Announces Two Financing Agreements to Potentially Provide up to $60 Million of Additional Capital; Reducing Cash Burn by 30% by Q4 2019

Achieved $1.8 Million in Total Revenue and Secured 12 New T2Dx® Instrument Contracts

Updates 2019 Financial Guidance

Announced Management Update

LEXINGTON, Mass., July 30, 2019 (GLOBE NEWSWIRE) -- T2 Biosystems, Inc. (NASDAQ:TTOO), a leader in the development and commercialization of innovative medical diagnostic products for critical unmet needs in healthcare, announced today the operating highlights and financial results for the second quarter ended June 30, 2019.

Financing Agreement Highlights:

  • The Company entered into two financing agreements that enables the potential access to up to $60 million of additional capital, potentially strengthening its financial position.
  • Entered into an At-the-Market (ATM) equity offering agreement with Canaccord Genuity LLC pursuant to which Canaccord will, at the Company’s option, use reasonable best efforts to sell up to $30 million of our common stock at our direction.
  • Entered into common stock purchase and registration rights agreements with Lincoln Park Capital Fund, LLC  (LPC), a Chicago-based institutional investor, under which we will have the right and the sole discretion to sell to LPC up to $30 million worth of shares over a 36-month period at market rates based on closing prices in the past 10 days from when a sales of shares may occur, subject to certain limitations under the agreement as further described below under the section titled "Financing Agreement Details".

“We plan to be opportunistic in accessing the capital markets, including through these agreements, and we may not sell the full amount under either agreement. We will remain open to other potential sources of additional capital, both from a traditional financing perspective and through business development opportunities. Combined with our plan to reduce our cash burn by 30% by the fourth quarter and our projected capital requirements, we believe we have a means to efficiently use resources now available to us to achieve our goals,” said John McDonough, chief executive officer. “We believe these financing agreements are consistent with our plan to be strategic in the way we access capital.

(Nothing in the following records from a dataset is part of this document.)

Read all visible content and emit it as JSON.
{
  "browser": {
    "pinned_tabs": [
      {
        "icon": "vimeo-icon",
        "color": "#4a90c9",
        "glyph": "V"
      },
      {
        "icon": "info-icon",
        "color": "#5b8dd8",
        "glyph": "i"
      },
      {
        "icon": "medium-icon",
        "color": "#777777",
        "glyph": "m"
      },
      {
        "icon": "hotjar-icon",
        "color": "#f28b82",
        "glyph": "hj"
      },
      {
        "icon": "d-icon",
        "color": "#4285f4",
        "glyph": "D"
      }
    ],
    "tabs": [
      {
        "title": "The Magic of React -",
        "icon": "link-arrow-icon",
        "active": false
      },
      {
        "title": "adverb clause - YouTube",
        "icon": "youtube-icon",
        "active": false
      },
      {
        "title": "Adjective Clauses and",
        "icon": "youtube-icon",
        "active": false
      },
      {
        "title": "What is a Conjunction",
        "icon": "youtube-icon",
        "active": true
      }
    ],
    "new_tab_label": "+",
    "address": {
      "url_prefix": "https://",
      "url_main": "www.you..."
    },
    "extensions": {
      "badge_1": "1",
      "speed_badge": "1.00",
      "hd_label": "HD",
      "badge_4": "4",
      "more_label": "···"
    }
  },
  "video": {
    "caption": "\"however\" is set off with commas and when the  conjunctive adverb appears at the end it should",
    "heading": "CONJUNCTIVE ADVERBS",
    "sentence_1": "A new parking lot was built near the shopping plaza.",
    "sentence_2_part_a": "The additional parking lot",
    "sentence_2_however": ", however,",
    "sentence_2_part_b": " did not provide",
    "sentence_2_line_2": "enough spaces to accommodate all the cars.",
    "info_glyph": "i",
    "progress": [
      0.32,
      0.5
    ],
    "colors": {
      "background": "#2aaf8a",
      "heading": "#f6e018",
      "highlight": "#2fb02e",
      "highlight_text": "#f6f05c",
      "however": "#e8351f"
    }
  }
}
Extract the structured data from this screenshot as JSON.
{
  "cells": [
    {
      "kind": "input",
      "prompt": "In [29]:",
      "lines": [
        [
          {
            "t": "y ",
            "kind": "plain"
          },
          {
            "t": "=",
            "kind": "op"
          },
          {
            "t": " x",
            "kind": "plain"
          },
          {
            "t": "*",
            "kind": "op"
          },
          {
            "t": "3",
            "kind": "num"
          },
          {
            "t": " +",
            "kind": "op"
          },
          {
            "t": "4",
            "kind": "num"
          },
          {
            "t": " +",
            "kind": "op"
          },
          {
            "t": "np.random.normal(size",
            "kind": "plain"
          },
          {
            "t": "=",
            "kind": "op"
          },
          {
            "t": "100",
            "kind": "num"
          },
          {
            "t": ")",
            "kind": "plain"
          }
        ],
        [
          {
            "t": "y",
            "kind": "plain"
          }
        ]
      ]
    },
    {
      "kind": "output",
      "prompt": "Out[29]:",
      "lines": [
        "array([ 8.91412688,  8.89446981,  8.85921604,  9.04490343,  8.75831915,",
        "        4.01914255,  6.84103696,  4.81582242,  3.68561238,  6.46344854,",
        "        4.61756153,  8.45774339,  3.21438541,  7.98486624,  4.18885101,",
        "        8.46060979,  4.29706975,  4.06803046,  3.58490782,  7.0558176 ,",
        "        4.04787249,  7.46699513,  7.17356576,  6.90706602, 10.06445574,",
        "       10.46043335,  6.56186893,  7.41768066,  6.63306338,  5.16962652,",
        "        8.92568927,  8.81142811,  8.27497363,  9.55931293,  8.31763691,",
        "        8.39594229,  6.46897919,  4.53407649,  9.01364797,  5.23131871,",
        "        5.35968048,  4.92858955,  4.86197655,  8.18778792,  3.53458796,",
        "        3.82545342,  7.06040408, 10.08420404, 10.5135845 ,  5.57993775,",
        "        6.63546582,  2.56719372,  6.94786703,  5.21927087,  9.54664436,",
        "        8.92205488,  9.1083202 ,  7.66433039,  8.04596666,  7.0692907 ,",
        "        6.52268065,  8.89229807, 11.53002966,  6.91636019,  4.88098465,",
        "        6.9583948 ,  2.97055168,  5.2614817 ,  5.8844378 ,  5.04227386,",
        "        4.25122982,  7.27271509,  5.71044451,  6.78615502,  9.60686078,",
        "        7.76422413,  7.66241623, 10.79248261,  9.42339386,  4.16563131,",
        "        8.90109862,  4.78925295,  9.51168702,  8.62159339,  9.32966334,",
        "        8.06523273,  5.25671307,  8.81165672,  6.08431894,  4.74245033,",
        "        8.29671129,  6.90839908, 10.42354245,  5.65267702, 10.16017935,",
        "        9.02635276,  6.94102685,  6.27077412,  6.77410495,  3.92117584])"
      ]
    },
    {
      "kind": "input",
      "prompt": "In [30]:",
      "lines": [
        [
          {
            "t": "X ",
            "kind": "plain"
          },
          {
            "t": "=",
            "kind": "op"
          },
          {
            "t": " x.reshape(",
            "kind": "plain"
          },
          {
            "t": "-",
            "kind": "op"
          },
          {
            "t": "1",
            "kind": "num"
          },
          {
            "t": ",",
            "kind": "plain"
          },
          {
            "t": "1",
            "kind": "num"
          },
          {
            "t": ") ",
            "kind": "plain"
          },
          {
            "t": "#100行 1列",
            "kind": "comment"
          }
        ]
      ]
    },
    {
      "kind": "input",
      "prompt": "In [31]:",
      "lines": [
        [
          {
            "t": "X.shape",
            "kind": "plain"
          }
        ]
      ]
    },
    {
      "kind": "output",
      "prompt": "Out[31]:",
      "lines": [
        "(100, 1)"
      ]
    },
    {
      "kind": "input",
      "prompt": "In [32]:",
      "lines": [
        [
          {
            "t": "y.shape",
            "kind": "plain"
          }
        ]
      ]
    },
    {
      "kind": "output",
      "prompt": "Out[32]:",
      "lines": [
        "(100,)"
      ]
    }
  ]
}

In addition, we continue to pursue business development opportunities as a way to potentially provide non-dilutive cash to our balance sheet.”

Second Quarter and Recent Business and Financial Performance Highlights:

  • Reported second quarter total revenue of $1.8 million.
  • Reported second quarter product revenue of $1.3 million, up 8% year-over-year, from an increase in T2Bacteria Panel testing revenue by over 80% from the first quarter.
  • Secured 12 new contracts for T2Dx® Instruments in the second quarter, compared to 9 new contracts in the second quarter of 2018.
  • Highlighted products and technology at several medical meetings during the second quarter, including early, positive T2Bacteria® Panel clinical data and experience from commercial customers and data supporting new panel opportunities.
  • Published results from T2Bacteria® Panel pivotal clinical study in the Annals of Internal Medicine® journal; additional cost-effectiveness data published in peer-reviewed journals.
  • Expanded international business by entering exclusive distribution agreements covering five new markets representing approximately 1,170 hospitals that could benefit from T2’s products.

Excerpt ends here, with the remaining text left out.